The masterpieces here are considered Rome’s most valuable (recall that the Vatican Museums are not technically in Rome). They certainly were collected early: This is the oldest public museum in the world. So try and schedule adequate time, as there’s much to see.

First stop is the courtyard of the Palazzo dei Conservatori (the building on the right of the piazza designed by Michelangelo, if you enter via the ramp from Piazza Venezia). It’s scattered with gargantuan stone body parts—the remnants of a massive 12m (39-ft.) statue of the emperor Constantine, including his colossal head, hand, and foot. It’s nearly impossible to resist snapping a selfie next to the giant finger. On the palazzo’s ground floor, the unmissable works are in the first series of rooms. These include “Lo Spinario” (Room III), a lifelike bronze of a young boy digging a splinter out of his foot that was widely copied during the Renaissance; and the “Lupa Capitolina” (Room IV), a bronze statue from 500 B.C. of the famous she-wolf that suckled Romulus and Remus, the mythical founders of Rome. The twins were not on the original Etruscan statue, but were added in the 15th century. Room V has Bernini’s famously pained portrait of “Medusa,” even more compelling when you see its writhing serpent hairdo in person.

Before heading upstairs, go toward the newer wing at the rear, which houses the original equestrian statue of Marcus Aurelius ★★★, dating to around A.D. 180—the piazza outside, where it stood from 1538 until 2005, now has a copy. There’s a giant bronze head from a statue of Constantine (ca. A.D. 337) and the foundations of the original Temple of Jupiter that stood on the Capitoline Hill since its inauguration in 509 B.C.

The second-floor picture gallery ★ is strong on baroque oil paintings. Masterpieces include Caravaggio’s “John the Baptist” and “The Fortune Teller” (1595) and Guido Reni’s “St. Sebastian” (1615).
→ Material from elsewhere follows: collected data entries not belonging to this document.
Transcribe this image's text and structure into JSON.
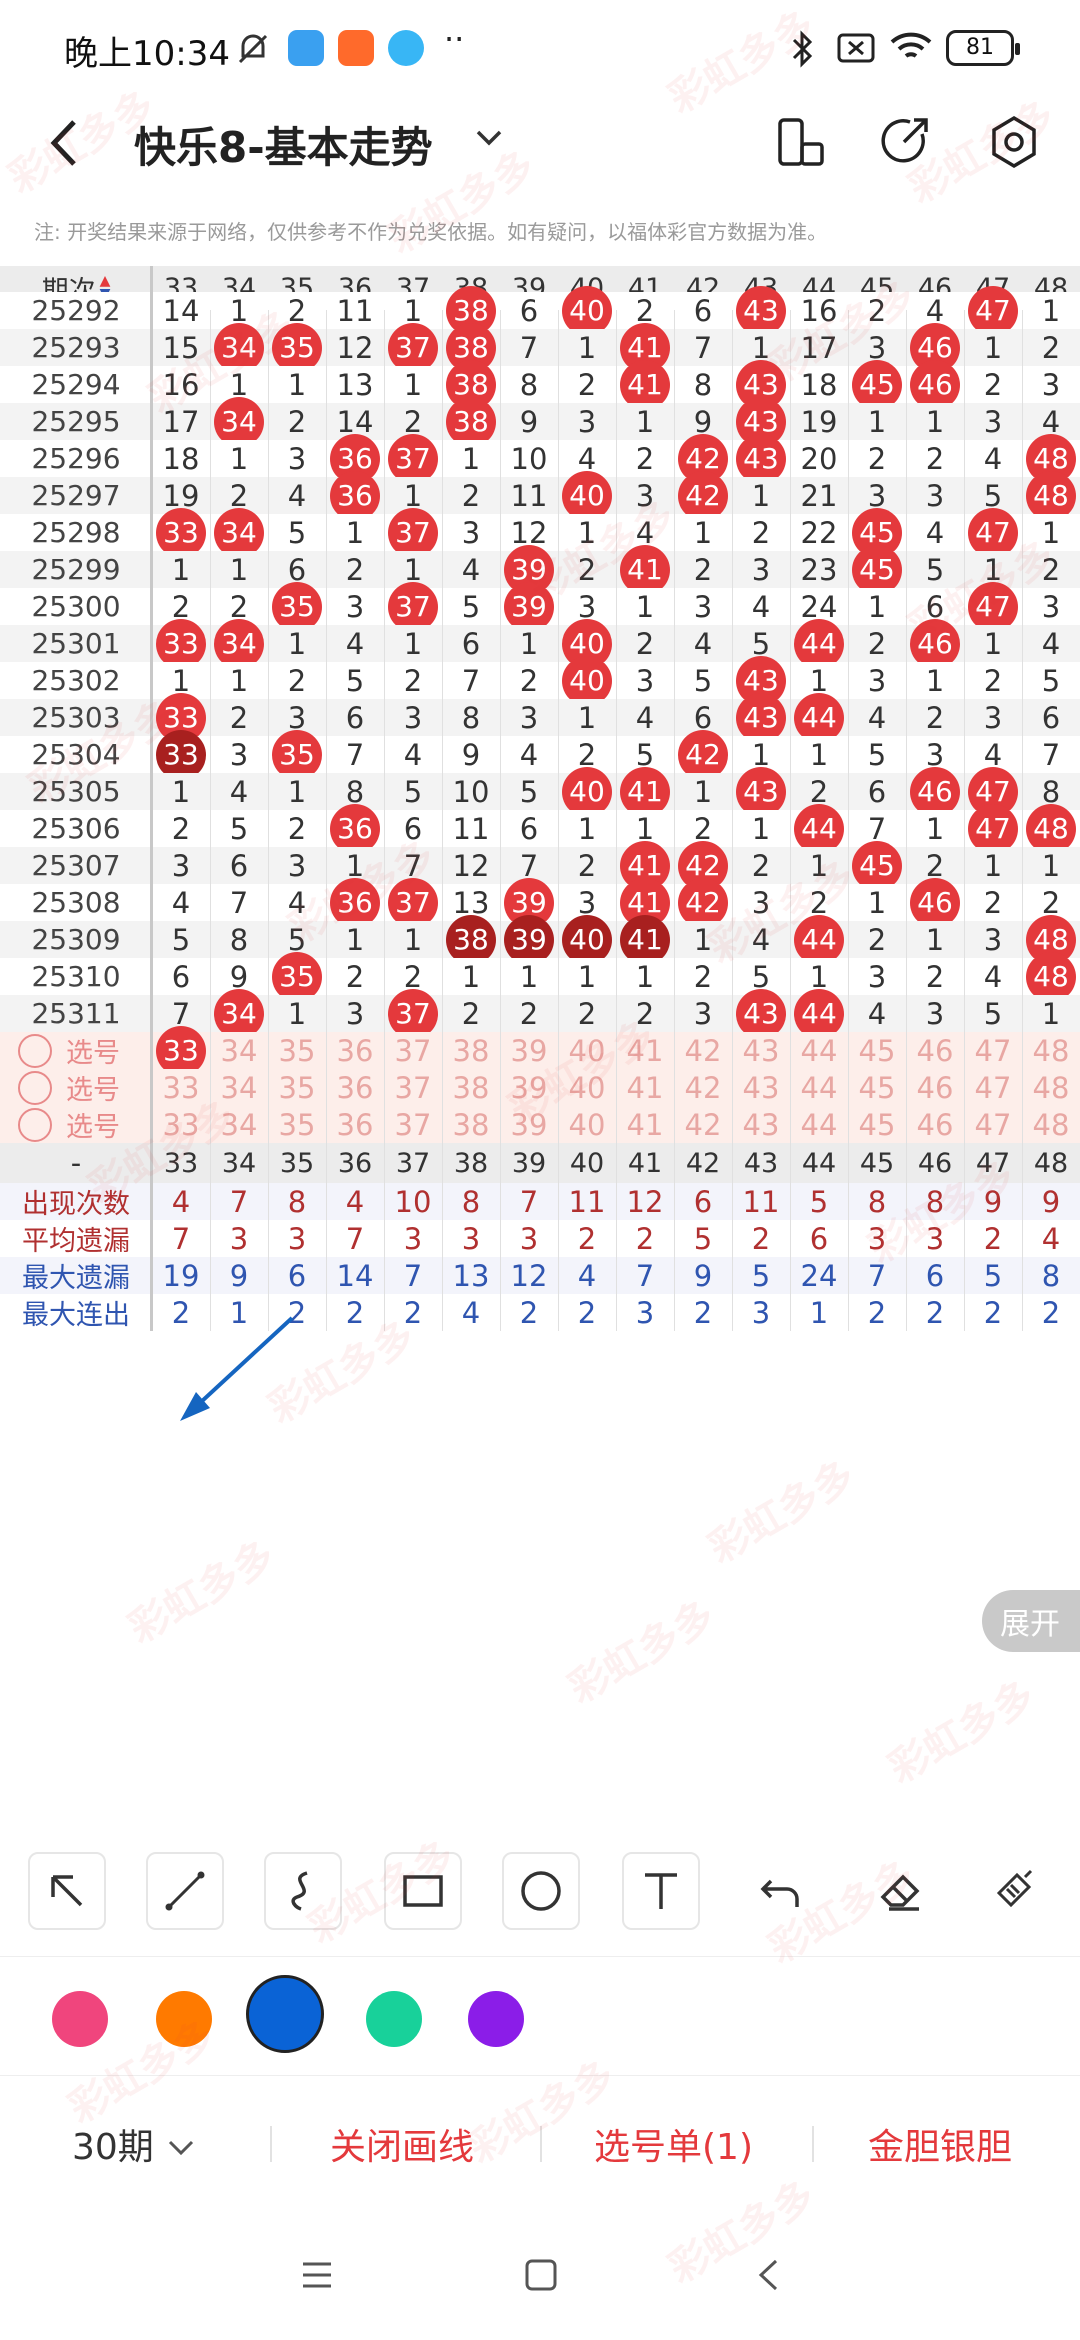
{
  "status_bar": {
    "time": "晚上10:34",
    "battery": "81"
  },
  "header": {
    "title": "快乐8-基本走势"
  },
  "note": "注: 开奖结果来源于网络，仅供参考不作为兑奖依据。如有疑问，以福体彩官方数据为准。",
  "grid": {
    "period_header": "期次",
    "columns": [
      "33",
      "34",
      "35",
      "36",
      "37",
      "38",
      "39",
      "40",
      "41",
      "42",
      "43",
      "44",
      "45",
      "46",
      "47",
      "48"
    ],
    "rows": [
      {
        "period": "25292",
        "cells": [
          "14",
          "1",
          "2",
          "11",
          "1",
          "38",
          "6",
          "40",
          "2",
          "6",
          "43",
          "16",
          "2",
          "4",
          "47",
          "1"
        ]
      },
      {
        "period": "25293",
        "cells": [
          "15",
          "34",
          "35",
          "12",
          "37",
          "38",
          "7",
          "1",
          "41",
          "7",
          "1",
          "17",
          "3",
          "46",
          "1",
          "2"
        ]
      },
      {
        "period": "25294",
        "cells": [
          "16",
          "1",
          "1",
          "13",
          "1",
          "38",
          "8",
          "2",
          "41",
          "8",
          "43",
          "18",
          "45",
          "46",
          "2",
          "3"
        ]
      },
      {
        "period": "25295",
        "cells": [
          "17",
          "34",
          "2",
          "14",
          "2",
          "38",
          "9",
          "3",
          "1",
          "9",
          "43",
          "19",
          "1",
          "1",
          "3",
          "4"
        ]
      },
      {
        "period": "25296",
        "cells": [
          "18",
          "1",
          "3",
          "36",
          "37",
          "1",
          "10",
          "4",
          "2",
          "42",
          "43",
          "20",
          "2",
          "2",
          "4",
          "48"
        ]
      },
      {
        "period": "25297",
        "cells": [
          "19",
          "2",
          "4",
          "36",
          "1",
          "2",
          "11",
          "40",
          "3",
          "42",
          "1",
          "21",
          "3",
          "3",
          "5",
          "48"
        ]
      },
      {
        "period": "25298",
        "cells": [
          "33",
          "34",
          "5",
          "1",
          "37",
          "3",
          "12",
          "1",
          "4",
          "1",
          "2",
          "22",
          "45",
          "4",
          "47",
          "1"
        ]
      },
      {
        "period": "25299",
        "cells": [
          "1",
          "1",
          "6",
          "2",
          "1",
          "4",
          "39",
          "2",
          "41",
          "2",
          "3",
          "23",
          "45",
          "5",
          "1",
          "2"
        ]
      },
      {
        "period": "25300",
        "cells": [
          "2",
          "2",
          "35",
          "3",
          "37",
          "5",
          "39",
          "3",
          "1",
          "3",
          "4",
          "24",
          "1",
          "6",
          "47",
          "3"
        ]
      },
      {
        "period": "25301",
        "cells": [
          "33",
          "34",
          "1",
          "4",
          "1",
          "6",
          "1",
          "40",
          "2",
          "4",
          "5",
          "44",
          "2",
          "46",
          "1",
          "4"
        ]
      },
      {
        "period": "25302",
        "cells": [
          "1",
          "1",
          "2",
          "5",
          "2",
          "7",
          "2",
          "40",
          "3",
          "5",
          "43",
          "1",
          "3",
          "1",
          "2",
          "5"
        ]
      },
      {
        "period": "25303",
        "cells": [
          "33",
          "2",
          "3",
          "6",
          "3",
          "8",
          "3",
          "1",
          "4",
          "6",
          "43",
          "44",
          "4",
          "2",
          "3",
          "6"
        ]
      },
      {
        "period": "25304",
        "cells": [
          "33",
          "3",
          "35",
          "7",
          "4",
          "9",
          "4",
          "2",
          "5",
          "42",
          "1",
          "1",
          "5",
          "3",
          "4",
          "7"
        ]
      },
      {
        "period": "25305",
        "cells": [
          "1",
          "4",
          "1",
          "8",
          "5",
          "10",
          "5",
          "40",
          "41",
          "1",
          "43",
          "2",
          "6",
          "46",
          "47",
          "8"
        ]
      },
      {
        "period": "25306",
        "cells": [
          "2",
          "5",
          "2",
          "36",
          "6",
          "11",
          "6",
          "1",
          "1",
          "2",
          "1",
          "44",
          "7",
          "1",
          "47",
          "48"
        ]
      },
      {
        "period": "25307",
        "cells": [
          "3",
          "6",
          "3",
          "1",
          "7",
          "12",
          "7",
          "2",
          "41",
          "42",
          "2",
          "1",
          "45",
          "2",
          "1",
          "1"
        ]
      },
      {
        "period": "25308",
        "cells": [
          "4",
          "7",
          "4",
          "36",
          "37",
          "13",
          "39",
          "3",
          "41",
          "42",
          "3",
          "2",
          "1",
          "46",
          "2",
          "2"
        ]
      },
      {
        "period": "25309",
        "cells": [
          "5",
          "8",
          "5",
          "1",
          "1",
          "38",
          "39",
          "40",
          "41",
          "1",
          "4",
          "44",
          "2",
          "1",
          "3",
          "48"
        ]
      },
      {
        "period": "25310",
        "cells": [
          "6",
          "9",
          "35",
          "2",
          "2",
          "1",
          "1",
          "1",
          "1",
          "2",
          "5",
          "1",
          "3",
          "2",
          "4",
          "48"
        ]
      },
      {
        "period": "25311",
        "cells": [
          "7",
          "34",
          "1",
          "3",
          "37",
          "2",
          "2",
          "2",
          "2",
          "3",
          "43",
          "44",
          "4",
          "3",
          "5",
          "1"
        ]
      }
    ],
    "select_label": "选号",
    "select_rows": [
      {
        "cells": [
          "33",
          "34",
          "35",
          "36",
          "37",
          "38",
          "39",
          "40",
          "41",
          "42",
          "43",
          "44",
          "45",
          "46",
          "47",
          "48"
        ],
        "selected": [
          "33"
        ]
      },
      {
        "cells": [
          "33",
          "34",
          "35",
          "36",
          "37",
          "38",
          "39",
          "40",
          "41",
          "42",
          "43",
          "44",
          "45",
          "46",
          "47",
          "48"
        ],
        "selected": []
      },
      {
        "cells": [
          "33",
          "34",
          "35",
          "36",
          "37",
          "38",
          "39",
          "40",
          "41",
          "42",
          "43",
          "44",
          "45",
          "46",
          "47",
          "48"
        ],
        "selected": []
      }
    ],
    "dash_label": "-",
    "stats": [
      {
        "label": "出现次数",
        "values": [
          "4",
          "7",
          "8",
          "4",
          "10",
          "8",
          "7",
          "11",
          "12",
          "6",
          "11",
          "5",
          "8",
          "8",
          "9",
          "9"
        ],
        "color": "#b03030"
      },
      {
        "label": "平均遗漏",
        "values": [
          "7",
          "3",
          "3",
          "7",
          "3",
          "3",
          "3",
          "2",
          "2",
          "5",
          "2",
          "6",
          "3",
          "3",
          "2",
          "4"
        ],
        "color": "#b03030"
      },
      {
        "label": "最大遗漏",
        "values": [
          "19",
          "9",
          "6",
          "14",
          "7",
          "13",
          "12",
          "4",
          "7",
          "9",
          "5",
          "24",
          "7",
          "6",
          "5",
          "8"
        ],
        "color": "#2f55b0"
      },
      {
        "label": "最大连出",
        "values": [
          "2",
          "1",
          "2",
          "2",
          "2",
          "4",
          "2",
          "2",
          "3",
          "2",
          "3",
          "1",
          "2",
          "2",
          "2",
          "2"
        ],
        "color": "#2f55b0"
      }
    ],
    "dark_balls": [
      [
        "25304",
        "33"
      ],
      [
        "25309",
        "38"
      ],
      [
        "25309",
        "39"
      ],
      [
        "25309",
        "40"
      ],
      [
        "25309",
        "41"
      ]
    ]
  },
  "expand_label": "展开",
  "tools": [
    "arrow-tool-icon",
    "line-tool-icon",
    "curve-tool-icon",
    "rectangle-tool-icon",
    "circle-tool-icon",
    "text-tool-icon",
    "undo-icon",
    "eraser-icon",
    "clear-icon"
  ],
  "palette": [
    {
      "name": "pink",
      "color": "#f0457d"
    },
    {
      "name": "orange",
      "color": "#ff7a00"
    },
    {
      "name": "blue",
      "color": "#0a63d6",
      "selected": true
    },
    {
      "name": "green",
      "color": "#18d19a"
    },
    {
      "name": "purple",
      "color": "#8b1de8"
    }
  ],
  "bottom": {
    "period_select": "30期",
    "close_draw": "关闭画线",
    "pick_list": "选号单(1)",
    "gold_silver": "金胆银胆"
  },
  "watermark": "彩虹多多"
}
A tunnel takes you under the piazza to the other part of the Capitoline Museums, the Palazzo Nuovo, via the Tabularium ★★. This was built in 78 B.C. to house ancient Rome’s city records, and was later used as a salt mine and then as a prison. Here, the moody galleria lapidaria houses a well-executed exhibit of ancient portrait tombstones and sarcophagi, many of their poignant epitaphs translated into English, and provides access to one of the best balcony views ★★★ in Rome: along the length of the Forum toward the Palatine Hill.

Much of the Palazzo Nuovo is dedicated to statues that were excavated from the forums below and brought in from outlying areas like Hadrian’s Villa in Tivoli. If you’re running short on time at this point, head straight for the 1st-century “Capitoline Venus” ★★, in Room III—a modest girl covering up after a bath—and in Rooms IV and V, a chronologically arranged row of distinct, expressive busts of Roman emperors and their families. Another favorite is the beyond handsome “Dying Gaul” ★★, a Roman copy of a lost ancient Greek work. Lord Byron considered the statue so lifelike and moving that he mentioned it in his poem “Childe Harold’s Pilgrimage.”